Nos últimos anos, principalmente nas redes sociais, vêm ganhando notoriedade os banhos em água fria ou congelada, descritos pelo impacto no desempenho e na agilidade mental. Um estudo científico recente sugere que esta prática pode trazer benefícios surpreendentes para o cérebro. Num mundo onde procuramos constantemente otimizar o nosso desempenho, a imersão em água fria surge como uma técnica promissora e relativamente acessível.
Pesquisadores de diferentes universidades americanas exploraram crenças convencionais e históricas sobre os efeitos do frio na cognição. O seu estudo, que examina os impactos da imersão em água fria, tanto a curto como a longo prazo, revela resultados fascinantes que podem mudar a forma como pensamos sobre o bem-estar físico e mental.

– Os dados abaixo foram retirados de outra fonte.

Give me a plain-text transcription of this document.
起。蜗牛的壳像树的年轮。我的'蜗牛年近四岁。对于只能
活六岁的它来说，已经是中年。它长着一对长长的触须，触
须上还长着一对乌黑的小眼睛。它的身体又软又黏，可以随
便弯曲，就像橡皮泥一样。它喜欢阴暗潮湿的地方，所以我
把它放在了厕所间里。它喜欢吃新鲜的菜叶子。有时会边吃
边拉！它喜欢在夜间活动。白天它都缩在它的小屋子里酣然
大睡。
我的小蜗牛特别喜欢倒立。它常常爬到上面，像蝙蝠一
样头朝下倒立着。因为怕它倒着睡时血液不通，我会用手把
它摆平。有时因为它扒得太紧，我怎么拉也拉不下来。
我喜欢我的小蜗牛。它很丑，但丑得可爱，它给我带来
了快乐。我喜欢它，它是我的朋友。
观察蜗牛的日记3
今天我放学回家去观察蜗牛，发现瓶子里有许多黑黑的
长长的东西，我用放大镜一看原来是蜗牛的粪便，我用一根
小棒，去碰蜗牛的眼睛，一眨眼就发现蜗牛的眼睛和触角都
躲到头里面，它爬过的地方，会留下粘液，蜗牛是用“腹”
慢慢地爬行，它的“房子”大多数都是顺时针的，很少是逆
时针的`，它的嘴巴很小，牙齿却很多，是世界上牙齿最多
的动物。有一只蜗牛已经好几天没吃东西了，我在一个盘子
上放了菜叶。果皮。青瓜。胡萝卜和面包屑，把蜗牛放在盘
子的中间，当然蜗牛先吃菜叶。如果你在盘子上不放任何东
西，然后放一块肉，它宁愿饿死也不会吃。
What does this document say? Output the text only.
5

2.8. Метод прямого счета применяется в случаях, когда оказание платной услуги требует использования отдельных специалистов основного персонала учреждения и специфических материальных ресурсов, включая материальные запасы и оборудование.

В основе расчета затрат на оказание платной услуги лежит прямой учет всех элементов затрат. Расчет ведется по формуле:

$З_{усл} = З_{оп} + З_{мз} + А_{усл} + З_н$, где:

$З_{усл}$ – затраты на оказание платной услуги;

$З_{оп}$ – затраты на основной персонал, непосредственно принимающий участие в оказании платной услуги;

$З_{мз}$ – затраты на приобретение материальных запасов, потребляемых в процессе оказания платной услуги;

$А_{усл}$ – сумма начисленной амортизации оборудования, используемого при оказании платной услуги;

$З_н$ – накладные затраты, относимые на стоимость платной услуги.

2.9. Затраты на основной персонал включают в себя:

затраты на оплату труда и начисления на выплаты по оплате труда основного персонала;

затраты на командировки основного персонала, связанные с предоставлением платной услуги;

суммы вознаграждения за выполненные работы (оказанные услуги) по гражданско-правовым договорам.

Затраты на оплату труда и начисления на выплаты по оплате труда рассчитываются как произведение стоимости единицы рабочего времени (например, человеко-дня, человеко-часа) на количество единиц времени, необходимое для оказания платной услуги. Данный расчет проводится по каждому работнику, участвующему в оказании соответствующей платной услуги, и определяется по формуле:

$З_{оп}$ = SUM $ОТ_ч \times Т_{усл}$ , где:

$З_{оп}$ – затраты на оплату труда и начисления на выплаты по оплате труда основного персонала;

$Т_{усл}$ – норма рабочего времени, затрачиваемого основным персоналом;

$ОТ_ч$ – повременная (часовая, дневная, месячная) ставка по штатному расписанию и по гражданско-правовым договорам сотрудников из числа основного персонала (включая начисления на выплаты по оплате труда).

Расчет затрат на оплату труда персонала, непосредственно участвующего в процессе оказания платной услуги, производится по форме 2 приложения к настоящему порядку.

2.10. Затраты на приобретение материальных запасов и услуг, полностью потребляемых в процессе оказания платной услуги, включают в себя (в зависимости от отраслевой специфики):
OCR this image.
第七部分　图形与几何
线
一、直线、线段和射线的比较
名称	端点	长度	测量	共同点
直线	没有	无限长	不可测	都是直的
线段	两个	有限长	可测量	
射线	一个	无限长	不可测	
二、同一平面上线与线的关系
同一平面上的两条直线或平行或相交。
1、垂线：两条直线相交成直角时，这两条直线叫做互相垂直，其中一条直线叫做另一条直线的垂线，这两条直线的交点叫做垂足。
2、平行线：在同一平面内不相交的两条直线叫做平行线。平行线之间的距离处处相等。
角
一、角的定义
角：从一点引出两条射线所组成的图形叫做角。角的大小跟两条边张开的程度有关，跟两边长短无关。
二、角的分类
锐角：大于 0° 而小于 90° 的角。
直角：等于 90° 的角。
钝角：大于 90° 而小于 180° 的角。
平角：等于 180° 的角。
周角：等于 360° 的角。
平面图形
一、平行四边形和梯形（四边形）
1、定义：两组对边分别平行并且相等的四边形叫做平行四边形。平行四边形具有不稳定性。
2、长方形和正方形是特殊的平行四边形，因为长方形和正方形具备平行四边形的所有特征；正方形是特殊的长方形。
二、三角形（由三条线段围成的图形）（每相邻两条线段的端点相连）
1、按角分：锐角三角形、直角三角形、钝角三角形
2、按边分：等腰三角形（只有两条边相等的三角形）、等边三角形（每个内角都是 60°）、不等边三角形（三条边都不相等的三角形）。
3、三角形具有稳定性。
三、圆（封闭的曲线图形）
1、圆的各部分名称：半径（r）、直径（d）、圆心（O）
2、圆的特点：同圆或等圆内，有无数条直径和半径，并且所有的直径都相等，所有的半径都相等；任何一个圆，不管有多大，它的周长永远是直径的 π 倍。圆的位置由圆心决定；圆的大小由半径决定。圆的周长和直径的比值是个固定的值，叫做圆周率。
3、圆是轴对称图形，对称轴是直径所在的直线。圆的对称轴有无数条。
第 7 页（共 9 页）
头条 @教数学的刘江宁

Aqui veremos como, de acordo com este estudo, algo tão simples como mergulhar em água fria pode melhorar a nossa capacidade de pensar com clareza, resolver problemas mais rapidamente e até dormir melhor.
Banhos que melhoram a inteligência?
A imersão em água fria, prática que remonta à antiguidade, É utilizado há séculos principalmente para fins terapêuticos e em relação ao bem-estar. Dos banhos romanos às tradições nórdicas de sauna seguida de um mergulho gelado, o contraste térmico tem sido valorizado pelos seus supostos benefícios para a saúde.
Nas últimas décadas, a ciência começou a explorar sistematicamente os efeitos da água fria no corpo humano. Estudos anteriores concentraram-se principalmente nos seus benefícios para a recuperação muscular em atletas, mostrando resultados promissores na redução da inflamação e da dor muscular pós-exercício.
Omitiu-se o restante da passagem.